Mas se por acaso isso não bastasse, até um observador pouco atento pode indicar outra importante razão formal que aconselha que a relação do medico com o paciente, particularmente a responsabilidade civil por mala pratica, fique fora do âmbito do CDC. Com efeito, é evidente que, por mais que o CDC regule com grande amplitude e generalidade a responsabilidade pela prestação de serviços, este diploma legal evitou qualquer referência expressa aos serviços médicos e hospitalares. O CDC não tem norma alguma que coloque a responsabilidade civil decorrente da prestação dos serviços médicos no âmbito da proteção dos consumidores, como, pelo contrario, tem norma expressa em relação com outros serviços de menor importância social, não mencionados no Código Civil, cuja inclusão no âmbito da proteção legal dos consumidores poderia gerar alguma duvida. Tal é o caso, por exemplo, dos serviços bancários, financeiros ou de crédito, ou, até mesmo, dos serviços securitários.

Além dos argumentos de caráter formal já aludidos, existem outras variadas e poderosas razões, nada desprezíveis, que permitem afirmar sem medo a equivocar-se que o contrato médico e a responsabilidade médica nem estão, nem devem estar, enquadrados no âmbito das relações de consumo.

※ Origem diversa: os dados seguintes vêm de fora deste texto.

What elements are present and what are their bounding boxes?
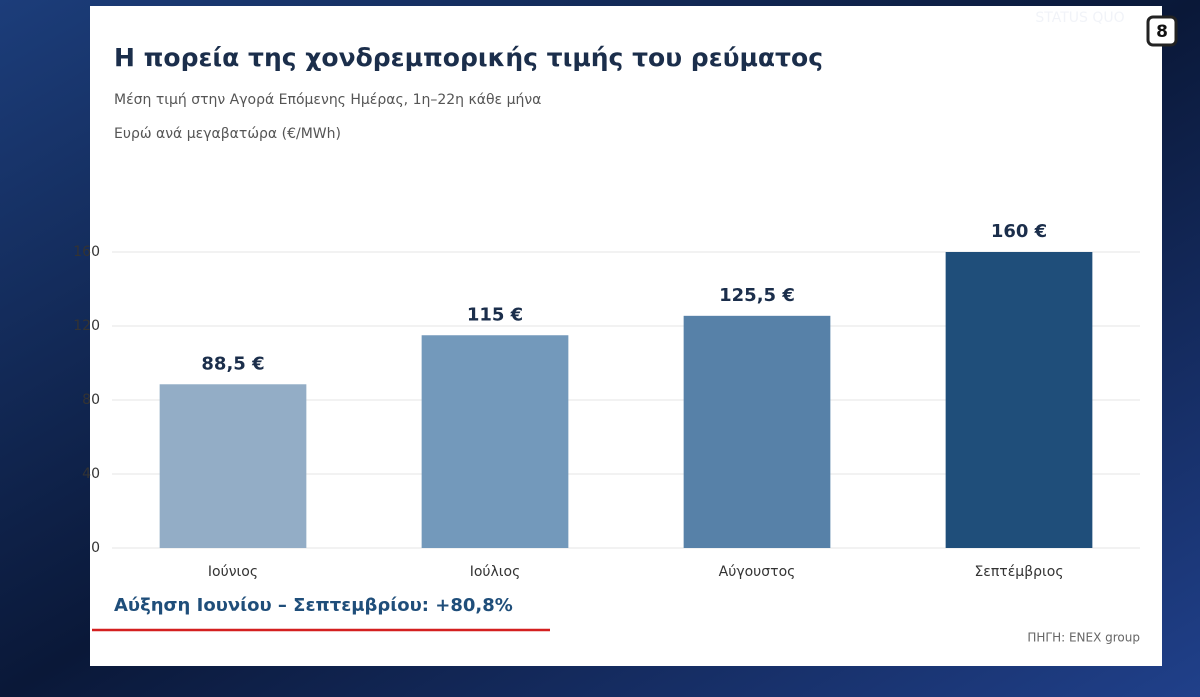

A primeira razão esta na própria natureza dos serviços médicos. Ninguém dúvida que sua finalidade principal é ajudar às pessoas a fazer efetivos direitos fundamentais garantidos constitucionalmente como a vida, a integridade física ou, especialmente, a saúde. O artigo seis do texto constitucional reconhece o direito à saúde entre os direitos sociais das pessoas, acrescentando, no artigo 196, que a saúde é direito de todos, e que é dever do Estado garantir sua promoção, proteção e recuperação. Assim sendo, os serviços médicos se prestam sempre com caráter finalista e para garantir um direito cidadão, o direito à saúde. Portanto, o objeto sobre o qual recai o a atividade do médico e o próprio corpo das pessoas. Ainda mais, nenhuma outra relação de consumo geralmente considerada, nem nenhum dos serviços aludidos expressamente não CDC, têm essas características especiais.

A segunda razão deriva das dificuldades técnicas e práticas que existem para aplicar alguns dispositivos incluídos no CDC, pensados para recuperar o equilíbrio entre as partes, em contratos de massa e impessoais que visam o fornecimento de bens materiais ou imateriais. Nesses contratos o fornecedor dos bens e serviços procura, por todos os meios a seu alcance, atrair clientela utilizando, agressivamente se for preciso, diferentes técnicas de captação, publicidade e marketing para oferecer bens e serviços que, objetivamente considerados, são desnecessários ou supérfluos. E, no caso de serviços necessários de uso freqüente, estes são fornecidos por empresas públicas ou privadas que, de fato, têm uma posição dominante no mercado que os diferença muito pouco dos verdadeiros monopólios. Por isso, no caso da contratação de todos esses serviços o consumidor adota quase sempre uma postura passiva. Pelo contrário, no caso dos serviços médicos, o sujeito procura o profissional da medicina, por iniciativa própria e ante uma necessidade objetiva que surge espontânea com a enfermidade ou a dor. Procura, com isso, recuperar a saúde física ou mental, tratar de ser curado de sua doença ou, ao menos, ser aliviado de suas dores e padecimentos, situação que apresenta perfis ainda muito mais especiais e muito mais acentuados no atendimento de urgência.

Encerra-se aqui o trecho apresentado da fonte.